Can chief financial officers help companies make the most of their investments in digital advertising? PwC investigates.
The advertising ecosystem is changing rapidly. Back in the Mad Men era, marketing departments could trace only tenuous relationships between campaigns and sales. Today, an abundance of data and powerful technological tools afford marketers the ability to discern direct attribution links and quantifiable return on investment. An executive can track just how many direct sales of a wrap dress a Twitter ad campaign produced, how many of those buyers were new customers, and how the spending affected the margin on each product sold. In theory, marketers can prove in great detail, to the satisfaction of the most exacting financial minds in their organization, precisely how they contribute to the top line.
In theory.
In practice, the structure and opacity of the digital advertising ecosystem make it much more challenging to get an actual read of where all the money goes. There’s an old line among ad pros that we know half of all advertising is wasted; we just don’t know which half. In the digital realm, there’s a newer, more troubling statistic: Only about 25 cents of every dollar spent on digital ads results in the placement of an ad that is seen by a real human.

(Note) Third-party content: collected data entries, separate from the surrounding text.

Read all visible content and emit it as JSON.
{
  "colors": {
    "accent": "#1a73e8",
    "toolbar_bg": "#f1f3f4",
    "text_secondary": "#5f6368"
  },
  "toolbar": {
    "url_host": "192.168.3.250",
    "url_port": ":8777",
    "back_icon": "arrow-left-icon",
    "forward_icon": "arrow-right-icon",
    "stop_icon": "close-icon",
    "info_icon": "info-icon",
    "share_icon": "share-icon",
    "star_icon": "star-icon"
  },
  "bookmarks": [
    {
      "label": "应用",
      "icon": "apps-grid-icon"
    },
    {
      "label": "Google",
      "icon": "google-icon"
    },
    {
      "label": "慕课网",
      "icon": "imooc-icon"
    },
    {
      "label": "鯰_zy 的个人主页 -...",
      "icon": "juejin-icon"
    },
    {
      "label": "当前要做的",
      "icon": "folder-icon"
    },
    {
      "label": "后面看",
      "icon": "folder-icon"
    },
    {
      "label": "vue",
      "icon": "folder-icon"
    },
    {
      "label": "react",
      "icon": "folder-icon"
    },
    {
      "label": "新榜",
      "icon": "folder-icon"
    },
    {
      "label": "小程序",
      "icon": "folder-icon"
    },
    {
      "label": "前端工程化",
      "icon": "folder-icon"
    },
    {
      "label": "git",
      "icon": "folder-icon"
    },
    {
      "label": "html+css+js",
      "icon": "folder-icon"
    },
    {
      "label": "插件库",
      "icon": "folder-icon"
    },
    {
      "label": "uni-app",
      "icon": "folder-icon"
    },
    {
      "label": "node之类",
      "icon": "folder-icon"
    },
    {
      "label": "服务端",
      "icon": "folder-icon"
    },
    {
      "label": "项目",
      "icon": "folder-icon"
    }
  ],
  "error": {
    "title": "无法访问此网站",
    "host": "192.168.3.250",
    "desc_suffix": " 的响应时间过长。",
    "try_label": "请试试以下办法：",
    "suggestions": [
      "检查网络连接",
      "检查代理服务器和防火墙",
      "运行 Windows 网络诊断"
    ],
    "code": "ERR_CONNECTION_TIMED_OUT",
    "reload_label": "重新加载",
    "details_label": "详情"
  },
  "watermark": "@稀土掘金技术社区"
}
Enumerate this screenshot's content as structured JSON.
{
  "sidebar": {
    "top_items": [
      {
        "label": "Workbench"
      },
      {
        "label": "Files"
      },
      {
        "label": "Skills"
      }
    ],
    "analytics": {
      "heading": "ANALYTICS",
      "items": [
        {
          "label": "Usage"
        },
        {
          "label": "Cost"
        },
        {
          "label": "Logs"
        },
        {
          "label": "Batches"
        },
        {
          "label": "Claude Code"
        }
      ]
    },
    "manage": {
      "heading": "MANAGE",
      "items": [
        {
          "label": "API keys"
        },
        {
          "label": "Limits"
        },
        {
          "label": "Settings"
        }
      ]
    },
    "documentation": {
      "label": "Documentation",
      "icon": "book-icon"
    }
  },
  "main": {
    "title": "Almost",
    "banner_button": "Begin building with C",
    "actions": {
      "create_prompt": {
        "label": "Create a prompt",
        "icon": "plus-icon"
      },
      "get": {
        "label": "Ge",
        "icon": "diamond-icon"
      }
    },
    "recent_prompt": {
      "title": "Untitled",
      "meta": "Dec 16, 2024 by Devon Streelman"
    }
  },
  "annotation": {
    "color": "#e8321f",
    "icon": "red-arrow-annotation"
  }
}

Although marketers are working hard to get a handle on how their campaigns produce value, they could use an assist from colleagues who have a different set of capabilities: chief financial officers.
Among other things, CFOs see it as part of their role to diligently evaluate the audit trail for most company costs. And whether the spending is on energy, office leases, or capital expenditure, CFOs often just need to task colleagues to aggregate and analyze budgets, and monitor the cash coming in and going out. But advertising spending is often a blind spot, particularly in the digital realm. That may seem strange, given the size and importance of the industry: According to Ad Age, U.S. advertisers will spend close to US$500 billion on marketing and media in 2021. And according to the PwC Global Entertainment & Media Outlook 2020–2024, global spending on digital ads in 2020 was $125 billion, and it is growing at a healthy annual rate of 4.2 percent. But authoritative data on marketing spending mostly exists at an aggregate level. And without granular, itemized receipts, finance teams are unable to determine where a company may be spending unnecessarily.
Given the importance and size of this category of spending, CFOs cannot afford to continue viewing marketing spend as a black box. Rather, they must prioritize understanding the advertising ecosystem, and then apply the line of rigorous financial questioning they bring to other areas of the organization.
With that goal in mind, how can CFOs wade into the world of media optimization and effect financial change?
CFOs historically have not needed to know much about the ins and outs of marketing. And that puts them at a disadvantage when they get together with their colleagues on the marketing side. They can start getting up to speed by becoming better acquainted with the marketing ecosystem.
Fragmented marketplace
CFOs should begin by understanding the two main reasons that marketing spending is so difficult to track. First, it’s very fragmented. A chief marketing officer doesn’t just pick up the phone and place orders for ads with a single entity. Large companies often work with multiple agencies; one may specialize in social media, another may specialize in TV. And each agency is allocated only a portion of all marketing dollars. Because money is spent in these silos, companies lack a holistic view. And even in instances in which all marketing functions are performed in-house, spending is often scattered across different brands, regions, and platforms. These divisions leave the CFO without a single source of truth as to how the marketing spend is being allocated.